• Coller des étiquettes et changer des couches !

    Coller des étiquettes et changer des couches !

    Après une première attaque dans les années 2008 à 2012, nous croyions que la sinistre attaque contre les personnels recrutés à bac+5 pour surveiller des siestes et changer des couches avait fait long feu et qu'il n'était plus question de confondre l'école maternelle avec un mode de garde pour enfants encore « dans leurs langes ».

    Cependant, je viens d'apprendre que la confusion, loin d'avoir disparu, a largement continué à progresser à bas bruit, sans effet d'annonce. Tant et si bien que, dans certains départements, la DSDEN encourage désormais les inscriptions d'enfants encore porteurs de couches ou, encore mieux, sans couches mais incapables d'une maîtrise raisonnable de leurs sphincters !
    Il paraîtrait même que la mention qui stipulait qu'un enfant devait avoir acquis la propreté diurne a totalement disparu des textes officiels...

    J'avoue qu'en tant que directrice, on n'avait pas jugé bon de m'en informer directement, ce qui fait que j'ai dû finir ma carrière en hors-la-loi complète, refusant toute inscription d'enfant porteur de couches dans l'école maternelle que je dirigeais.
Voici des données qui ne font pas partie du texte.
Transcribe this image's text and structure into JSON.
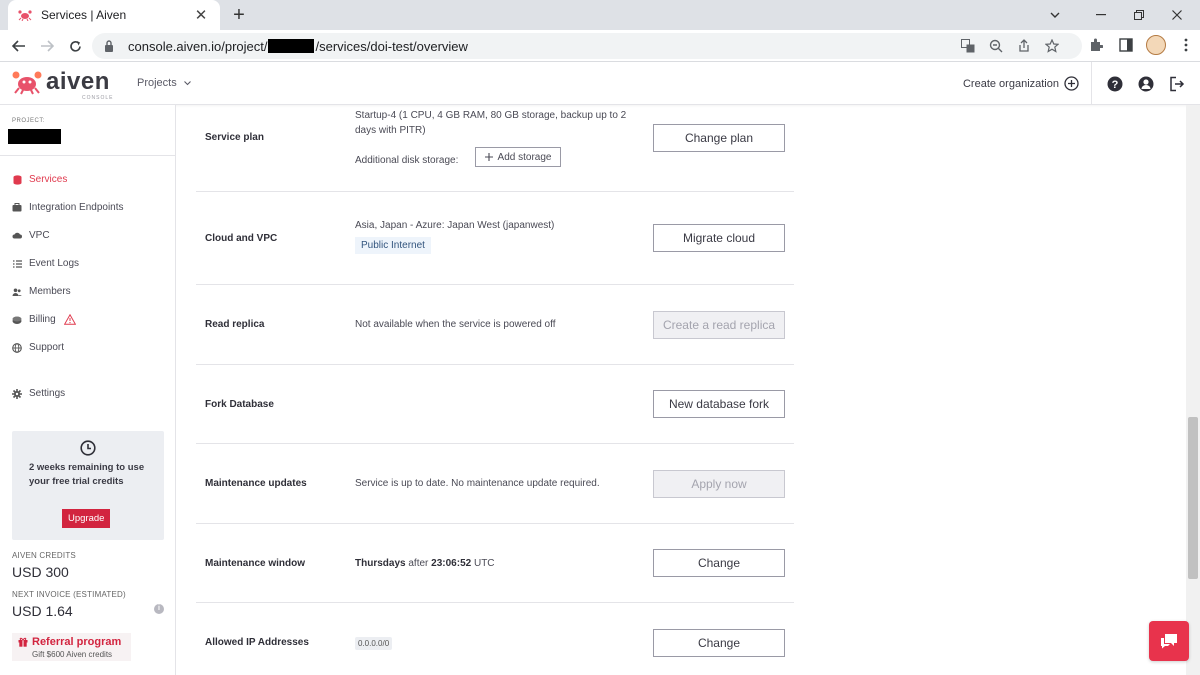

    Ce qui me semble encore plus fort que cet oubli, bien révélateur d'une communication difficile entre l'Institution et ses personnels, c'est que les syndicats d'enseignants  n'en aient pas fait état !

    Est-ce défendre les professeurs des écoles que de ne pas se battre quand on leur impose une charge supplémentaire, et non des moindres, entre deux collages d'étiquettes sur les cahiers de réussite des bambins dont ils ont la charge ? Quel est ce métier bizarre où, sans avoir eu aucune formation en puériculture, on impose des tâches qui n'ont jamais fait partie des missions qu'il accomplissait jusqu'alors ? Et je ne parle pas des personnels municipaux (ATSEM) qui eux aussi méritent un peu de respect et n'ont pas à être chargés de 30 enfants à laver et changer plusieurs fois par jour ! C'est bien la peine de revaloriser leur profession si, d'un autre côté, on s'acharne à les faire succomber sous la charge de travail...

    Quant à nos futurs élèves, comme je le disais déjà il y a bientôt deux ans dans Pour une École Maternelle du XXIe Siècle, je ne pense pas qu'il soit souhaitable qu'un enfant qui ne maîtrise pas encore ses sphincters soit inscrit en école maternelle. Surtout s'il n'a pas encore atteint l'âge de trois ans.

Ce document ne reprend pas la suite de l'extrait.